Dining under myriad stars at night with Australian hosts Steve and Lynn Boyd is entertaining and educational as they point out the constellations to guests. We sit together enjoying a feast that includes fresh avocado and yoghurt followed by fish and chips made with the local catch of the day. Afterwards Steve introduces us to Amarula, a South African liqueur like “Baileys on steroids”, made from the fruit of the marula tree, which is also a favourite food of elephants.
Here the jungle giants enjoy coconuts. There is plenty of evidence both in the camp and nearby villages of their penchant for knocking down palms at night to quench their thirst. Unfortunately, though, the success of efforts to protect elephants from poachers now jeopardises the survival of communities whose livelihoods, and lives, are under attack by the animals. A Tent with a View works with locals to find ways for people and pachyderms to live in harmony.
It puts elephants in a new perspective as I stand at the top of a watchtower early next morning, scanning the land for hours as the sky gradually lightens from grey to yellow. Chatting quietly, my guide Tizo Mhando grins, recalling the reaction when staff here were asked to help fit satellite collars to some of the elephants to monitor their movements as part of the conservation project. “The first time we got some information about the project everyone was very afraid and we all said, ‘How will we do it?’ Nobody ever touches the elephant.’”
He pauses to point out a young giraffe standing about 100m away, facing the opposition direction, its ears waggling and black tail swishing.
Resuming his story, Tizo describes running towards a tranquilised elephant lugging a 7kg transmission collar. “We had to get it on quickly before the elephant came around again. It was fun,” he giggles.
The security man who sleeps here says he saw a big group of elephants last night. Suddenly he points and hisses, “Elephants are coming!”
Around 20 mothers and babies, some just three or four weeks old, move towards us like one vast, swaying grey mass. Catching our scent as they get closer, the matriach trumpets a warning and they break into a run, ears flapping as they disappear in the direction of the coconut groves on the coast. It is a wonderful sight, and Tizo and the guard seem just as delighted as I am.
Resorts here routinely employ armed guards, one of whom I bump into on the beach when walking back to my room one evening. Growing concerns about Somali pirates attacking tourists over the border in Kenya, and the recent murder of a British man and the abduction of his wife at a coastal resort, have made foreigners more wary.
Steve says pirates haven’t come this far south, and the place benefits from the natural protection of offshore reefs, which make it hard for boats to land here. Nonetheless, I find myself lying awake in bed thinking that the previously welcome sound of thundering surf would make it impossible to hear a call for help should anything untoward happen.
The next day my nocturnal fears are forgotten as Lynn takes me on a makeshift canoe through the mangrove swamp. A flash of brilliant blue and red confirms the presence of a tiny malachite kingfisher, which flies with us as we paddle towards the camp’s research centre.

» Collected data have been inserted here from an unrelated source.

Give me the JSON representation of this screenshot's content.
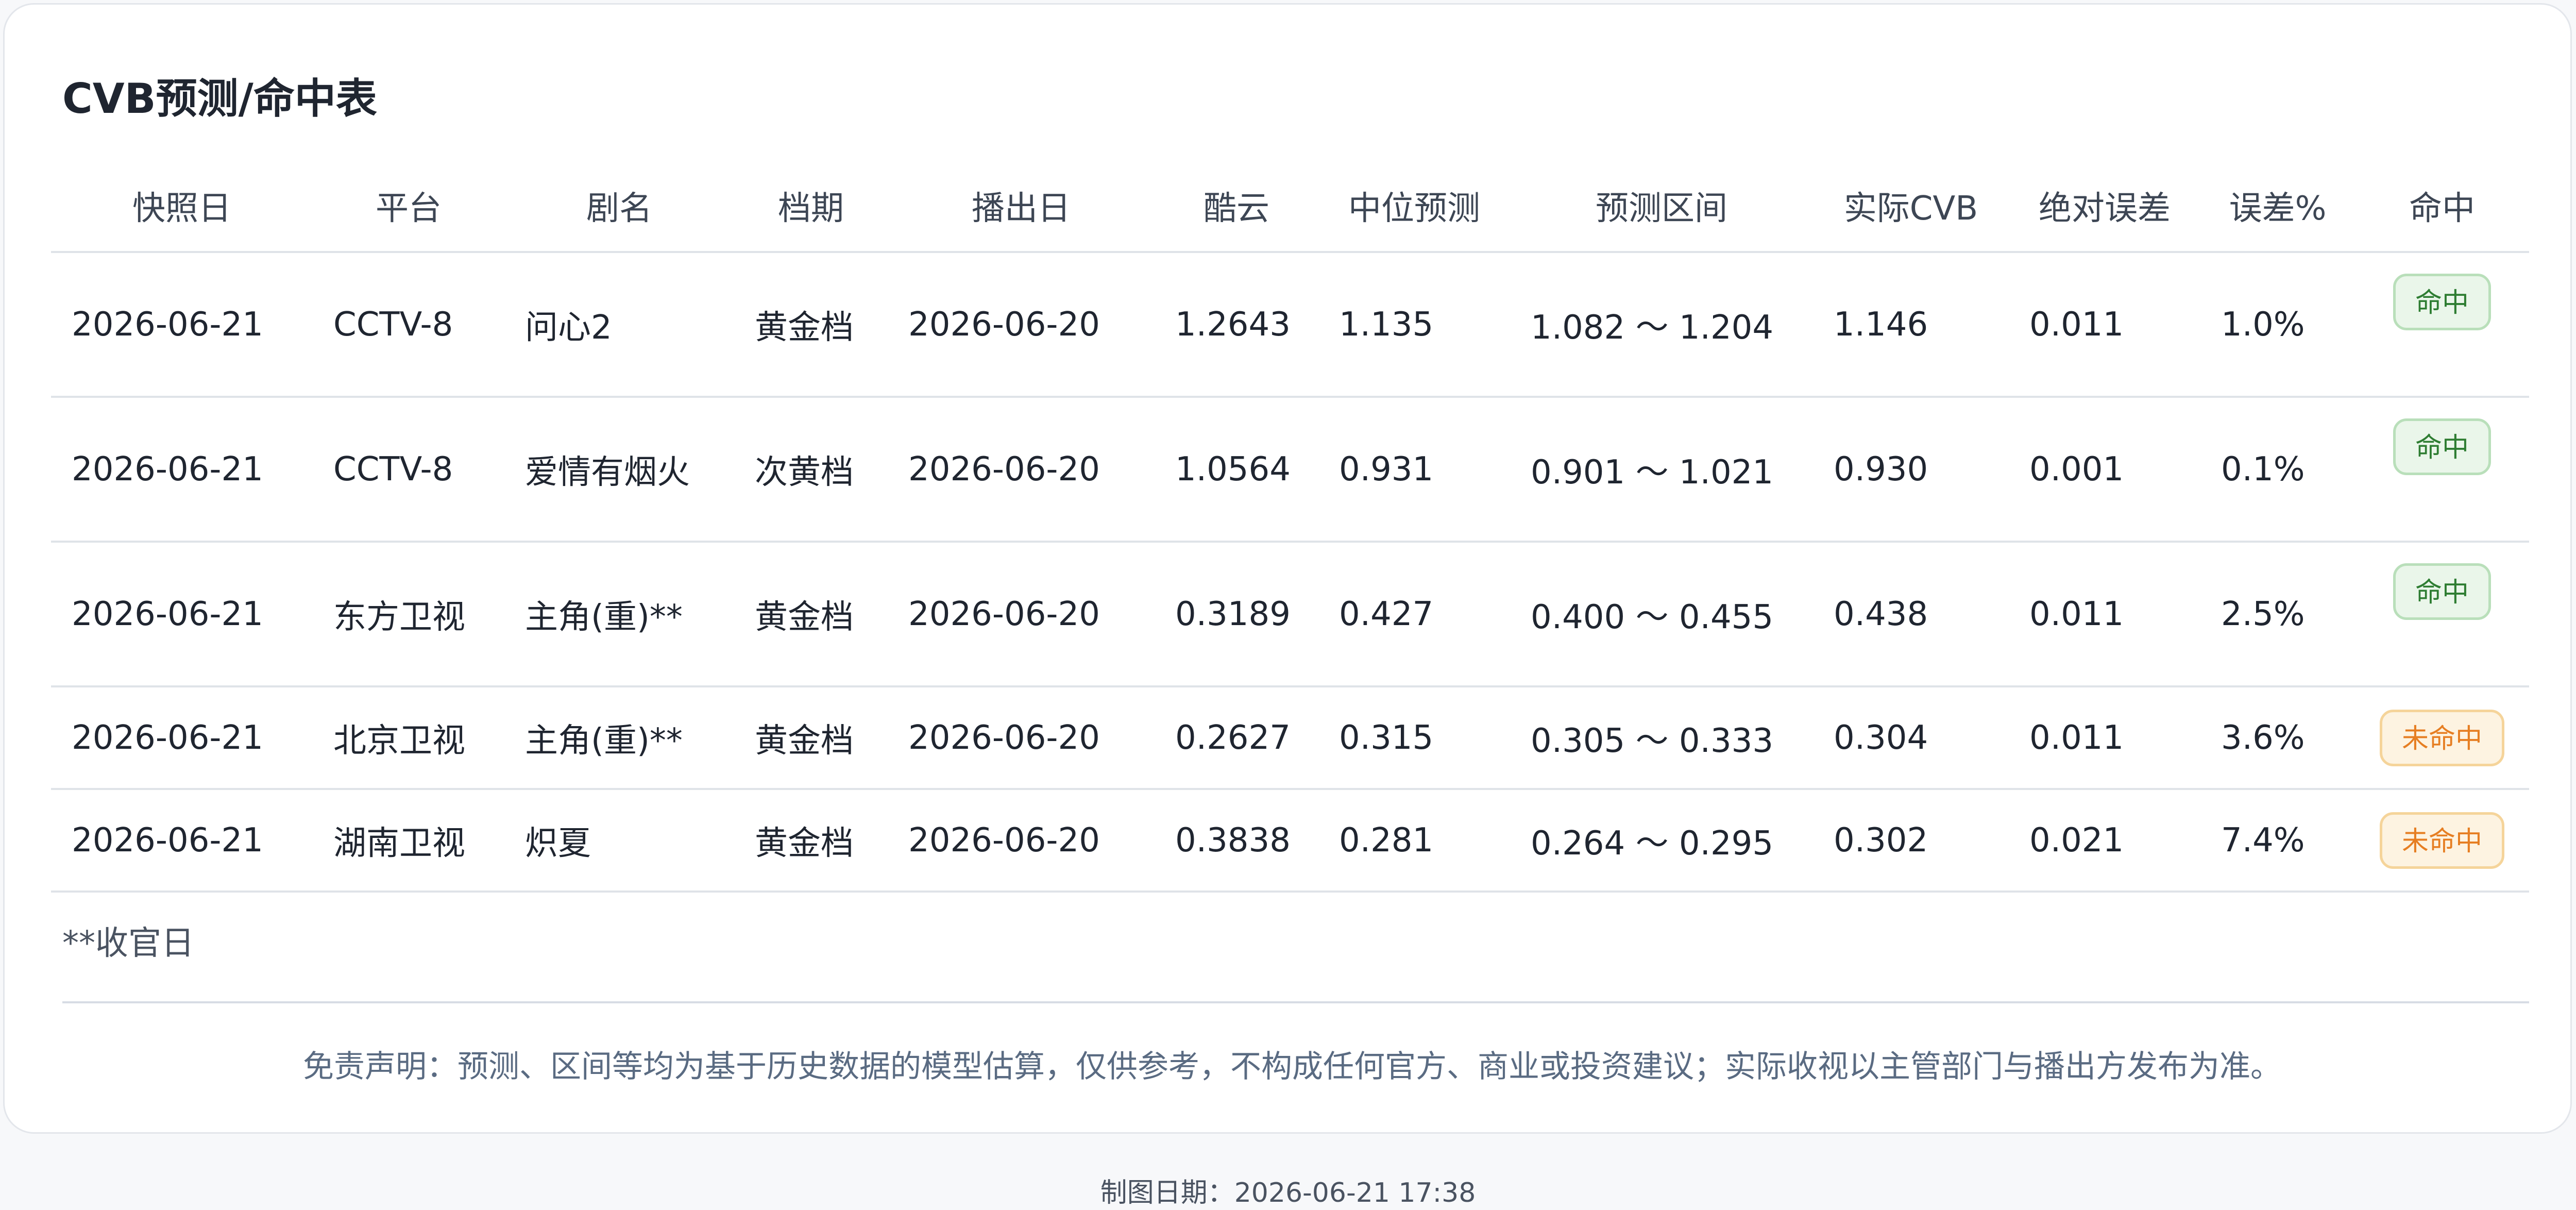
{
  "title": "CVB预测/命中表",
  "columns": [
    "快照日",
    "平台",
    "剧名",
    "档期",
    "播出日",
    "酷云",
    "中位预测",
    "预测区间",
    "实际CVB",
    "绝对误差",
    "误差%",
    "命中"
  ],
  "rows": [
    {
      "snapshot": "2026-06-21",
      "platform": "CCTV-8",
      "drama": "问心2",
      "slot": "黄金档",
      "air_date": "2026-06-20",
      "kuyun": "1.2643",
      "median": "1.135",
      "interval": "1.082 ～ 1.204",
      "actual": "1.146",
      "abs_error": "0.011",
      "error_pct": "1.0%",
      "hit": "命中",
      "hit_status": "hit"
    },
    {
      "snapshot": "2026-06-21",
      "platform": "CCTV-8",
      "drama": "爱情有烟火",
      "slot": "次黄档",
      "air_date": "2026-06-20",
      "kuyun": "1.0564",
      "median": "0.931",
      "interval": "0.901 ～ 1.021",
      "actual": "0.930",
      "abs_error": "0.001",
      "error_pct": "0.1%",
      "hit": "命中",
      "hit_status": "hit"
    },
    {
      "snapshot": "2026-06-21",
      "platform": "东方卫视",
      "drama": "主角(重)**",
      "slot": "黄金档",
      "air_date": "2026-06-20",
      "kuyun": "0.3189",
      "median": "0.427",
      "interval": "0.400 ～ 0.455",
      "actual": "0.438",
      "abs_error": "0.011",
      "error_pct": "2.5%",
      "hit": "命中",
      "hit_status": "hit"
    },
    {
      "snapshot": "2026-06-21",
      "platform": "北京卫视",
      "drama": "主角(重)**",
      "slot": "黄金档",
      "air_date": "2026-06-20",
      "kuyun": "0.2627",
      "median": "0.315",
      "interval": "0.305 ～ 0.333",
      "actual": "0.304",
      "abs_error": "0.011",
      "error_pct": "3.6%",
      "hit": "未命中",
      "hit_status": "miss"
    },
    {
      "snapshot": "2026-06-21",
      "platform": "湖南卫视",
      "drama": "炽夏",
      "slot": "黄金档",
      "air_date": "2026-06-20",
      "kuyun": "0.3838",
      "median": "0.281",
      "interval": "0.264 ～ 0.295",
      "actual": "0.302",
      "abs_error": "0.021",
      "error_pct": "7.4%",
      "hit": "未命中",
      "hit_status": "miss"
    }
  ],
  "footnote": "**收官日",
  "disclaimer": "免责声明：预测、区间等均为基于历史数据的模型估算，仅供参考，不构成任何官方、商业或投资建议；实际收视以主管部门与播出方发布为准。",
  "made_date": "制图日期：2026-06-21 17:38",
  "colors": {
    "hit_text": "#2e7d32",
    "hit_bg": "#eaf6ea",
    "miss_text": "#e67e22",
    "miss_bg": "#fdf3e1",
    "disclaimer_text": "#5a6b82"
  }
}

No-one is working here at the moment, but there is a map charting the movements of the two remaining elephants that have collars still transmitting their locations.
Leaving Saadani airstrip after another safari en-route and no check-in queue, I wish all flights could be like this one.
Rooms at A Tent with a View in Saadani national park start from US$195 (£120) per person per night, full board. Safaris start from US$40 (£25) per person for a half day, plus US$30 (£19) park fee.
Rooms at the Oyster Bay Hotel (www.theoysterbayhotel.com) in Dar es Salaam start from US$400 (£248) per person per night, including all meals and drinks.
Return flights with British Airways (www.britishairways.com) to Dar es Salaam from Scottish airports (via London) start from around £730 per person.